What should the goals of sentencing be? What should be accomplished in sentencing those who are convicted of crimes?

Do you still believe that prison should include rehabilitation and re-entry into society?

Saturday, December 31, 2011

My Prayer for 2012: Fair US Sentencing Reform, An End to the Inequities

Just came across the website in which the Leadership Conference on Civil and Human Rights discusses United States sentencing disparities.  One salient point they discuss is this:

"Unequal treatment of minorities characterizes every stage of the process. Black and Hispanic Americans, and other minority groups as well, are victimized by disproportionate targeting and unfair treatment by police and other front-line law enforcement officials; by racially skewed charging and plea bargaining decisions of prosecutors; by discriminatory sentencing practices; and by the failure of judges, elected officials and other criminal justice policy makers to redress the inequities that become more glaring every day."

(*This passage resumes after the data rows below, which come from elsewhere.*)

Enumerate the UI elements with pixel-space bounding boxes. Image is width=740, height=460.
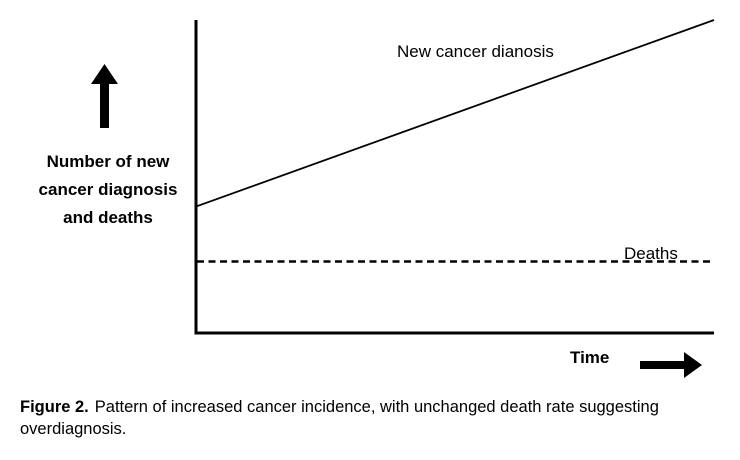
x-axis-label: Time <box>570 348 610 367</box>
series-label-deaths: Deaths <box>624 244 678 263</box>
plot-area <box>196 19 715 263</box>
caption-text: Pattern of increased cancer incidence, w… <box>20 398 659 438</box>
y-axis-label-line-2: cancer diagnosis <box>38 180 178 199</box>
y-axis-label-line-1: Number of new <box>46 152 170 171</box>
series-label-new-cancer-diagnosis: New cancer dianosis <box>397 42 554 61</box>
y-axis-label-line-3: and deaths <box>63 208 153 227</box>
figure-caption: Figure 2. Pattern of increased cancer inc… <box>20 396 720 440</box>
y-axis-label: Number of new cancer diagnosis and death… <box>18 148 198 232</box>
series-line-new-cancer-diagnosis <box>196 19 715 208</box>
y-axis-arrow-icon <box>91 64 118 128</box>
figure-number: Figure 2. <box>20 398 89 416</box>
x-axis-arrow-icon <box>640 352 702 378</box>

Read all at this web site:

http://www.civilrights.org/publications/justice-on-trial/

The ACLU addressed sentencing inequities last March.  One disparity that has been well-known are the sentencing guidelines for using/selling drugs. They appealed to the Sentencing Commission to restore fairness to sentencing.

"In the 40 years since President Nixon's declaration of a "war on drugs," America has spent approximately one trillion dollars pursuing a failed policy that has had little to no effect on the supply of or demand for drugs in the United States. In fact, the major result of this "war" is that it has helped earn America the lamentable distinction of incarcerating more people – in absolute numbers and per capita – than any other nation in the world. To make matters worse, this population disproportionately and overwhelmingly consists of individuals of color and the poor."

Read more at:

http://www.aclu.org/blog/drug-law-reform/aclu-urges-us-sentencing-commission-restore-basic-fairness-criminal-justice-sys

Penn Law's Study, "When Punishment Doesn't Fit the Crime," is an interesting read.
"...you might call (this) the “crime du jour” problem. That is, legislators get worked up about a particular offense, either because it’s been in the news or for some other reason.  As a result, they create penalties for it, but the penalties reflect their being particularly worked up at that moment. A year or so later when it’s no longer such a hot topic, that penalty sticks out as being exaggerated." 
http://www.law.upenn.edu/blogs/news/archives/2011/05/nj_criminal_law_study_paul_robinson.htm

Another crime du jour of recent times is corporate crime.
"The increase in sentence severity is a nationwide phenomenom, though federal sentences are extremely harsh. Severity has ratcheted up and up again in the federal system. Both the sentences imposed and time served has increased dramatically. For example, the average federal sentence imposed between 1980 and 1995 nearly doubled, and federal offenders sentenced in 1998 will spend roughly twice as long in prison as their counterparts who were sentenced in 1984."


Sara Sun Beale, "Is Corporate Criminal Liabililty Unique?"

Sentencing has become a political tool.  Politicians get on band-wagons to quell popular outrage. In the end we have situations where there is no justice, equity, fairness or reason to the sentences that levied against individuals being punished in the US Criminal Justice System.